Provide guidance, but refrain from doing the actual problem solving. The only way that adolescents will be proficient at solving their own problems is if they are allowed to do so. Inherent in this premise is that they are bound to mess up from time to time. That’s OK. Each time, they hone their skill set on problem-solving and you hone your patience.
Try not to overreact when your adolescent makes a mistake. Making mistakes is part of being an adolescent and learning. When your adolescent makes a mistake, use it as an opportunity to start a conversation. Talk about the options that were available and the reasons behind the choices made. Brainstorm additional ways the particular situation could have been handled and the alternate outcomes, both positive and negative. This helps your adolescent learn to think about thinking, a skill that will serve him or her well in adulthood. If you overreact, your teen will soon learn not to come to you with problems. Help your adolescent analyze what went wrong and how not to repeat the error. Remember the best time to do this is when everyone is calm and not in the middle of reacting.

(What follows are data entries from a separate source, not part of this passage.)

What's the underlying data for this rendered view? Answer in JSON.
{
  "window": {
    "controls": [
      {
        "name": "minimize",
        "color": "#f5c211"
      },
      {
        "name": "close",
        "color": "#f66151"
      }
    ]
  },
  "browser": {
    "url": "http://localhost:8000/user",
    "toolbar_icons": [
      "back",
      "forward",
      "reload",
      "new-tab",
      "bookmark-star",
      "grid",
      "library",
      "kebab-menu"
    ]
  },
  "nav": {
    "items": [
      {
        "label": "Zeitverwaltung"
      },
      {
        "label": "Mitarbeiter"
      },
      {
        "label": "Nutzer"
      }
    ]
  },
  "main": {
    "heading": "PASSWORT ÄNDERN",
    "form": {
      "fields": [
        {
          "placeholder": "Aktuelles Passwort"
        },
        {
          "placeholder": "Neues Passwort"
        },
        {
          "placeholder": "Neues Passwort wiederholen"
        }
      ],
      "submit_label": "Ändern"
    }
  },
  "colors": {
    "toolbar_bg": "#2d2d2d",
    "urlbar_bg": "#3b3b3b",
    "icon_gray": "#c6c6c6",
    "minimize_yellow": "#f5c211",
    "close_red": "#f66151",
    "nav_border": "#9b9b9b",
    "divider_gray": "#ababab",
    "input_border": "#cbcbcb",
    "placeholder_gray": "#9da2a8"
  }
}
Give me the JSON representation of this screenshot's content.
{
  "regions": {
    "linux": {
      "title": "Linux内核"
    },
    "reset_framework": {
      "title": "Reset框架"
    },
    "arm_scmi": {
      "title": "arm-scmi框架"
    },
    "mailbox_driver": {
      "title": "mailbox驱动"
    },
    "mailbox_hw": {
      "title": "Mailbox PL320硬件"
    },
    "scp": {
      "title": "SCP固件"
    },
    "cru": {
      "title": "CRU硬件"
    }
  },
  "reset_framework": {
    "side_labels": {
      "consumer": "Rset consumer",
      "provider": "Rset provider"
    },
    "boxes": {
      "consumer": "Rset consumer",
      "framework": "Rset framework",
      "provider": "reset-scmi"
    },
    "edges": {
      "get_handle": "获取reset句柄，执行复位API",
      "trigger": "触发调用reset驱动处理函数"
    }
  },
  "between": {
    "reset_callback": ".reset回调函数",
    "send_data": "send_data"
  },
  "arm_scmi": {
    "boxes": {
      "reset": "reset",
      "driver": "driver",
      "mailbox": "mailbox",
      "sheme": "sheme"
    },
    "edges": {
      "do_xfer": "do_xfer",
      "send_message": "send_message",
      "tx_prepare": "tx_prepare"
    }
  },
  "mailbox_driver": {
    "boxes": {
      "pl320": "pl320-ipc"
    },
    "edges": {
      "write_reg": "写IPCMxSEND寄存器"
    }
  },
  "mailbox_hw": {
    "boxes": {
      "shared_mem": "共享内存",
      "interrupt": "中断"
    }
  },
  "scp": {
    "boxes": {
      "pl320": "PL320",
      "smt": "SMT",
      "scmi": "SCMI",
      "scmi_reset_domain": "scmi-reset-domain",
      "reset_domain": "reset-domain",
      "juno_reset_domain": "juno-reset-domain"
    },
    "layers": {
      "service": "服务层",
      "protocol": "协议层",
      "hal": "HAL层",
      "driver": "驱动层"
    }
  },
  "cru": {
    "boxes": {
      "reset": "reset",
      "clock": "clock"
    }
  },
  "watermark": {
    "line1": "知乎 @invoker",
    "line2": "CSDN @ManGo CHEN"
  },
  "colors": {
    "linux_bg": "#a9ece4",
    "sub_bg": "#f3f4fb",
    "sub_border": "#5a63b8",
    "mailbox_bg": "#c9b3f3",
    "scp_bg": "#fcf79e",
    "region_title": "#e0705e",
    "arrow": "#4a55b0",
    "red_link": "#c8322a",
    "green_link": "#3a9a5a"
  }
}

When you make a mistake, admit it. Model the behavior that you desire your adolescent to exhibit by taking responsibility for your own actions and the consequences of those actions. Don’t be too proud to apologize when you make a mistake. Take the time to talk about what led you to your actions and why they were wrong or inappropriate. Not only will you be modeling good behavior for your adolescent, but you may very well establish a new level of rapport with him or her.
Remember the mistakes you made as an adolescent. You were once the same age as your adolescent, with many of the same challenges. Remembering the mistakes you made along the way will help you to keep things in perspective when your adolescent makes a mistake.
As parents, we cannot shield our adolescents from every mistake, disappointment, and hurt life has in store. What we can do is equip our teens with the coping and problem solving skills to meet the world’s challenges head on and keep moving, undaunted toward reaching their potential. Guiding instead of directing them to their best success.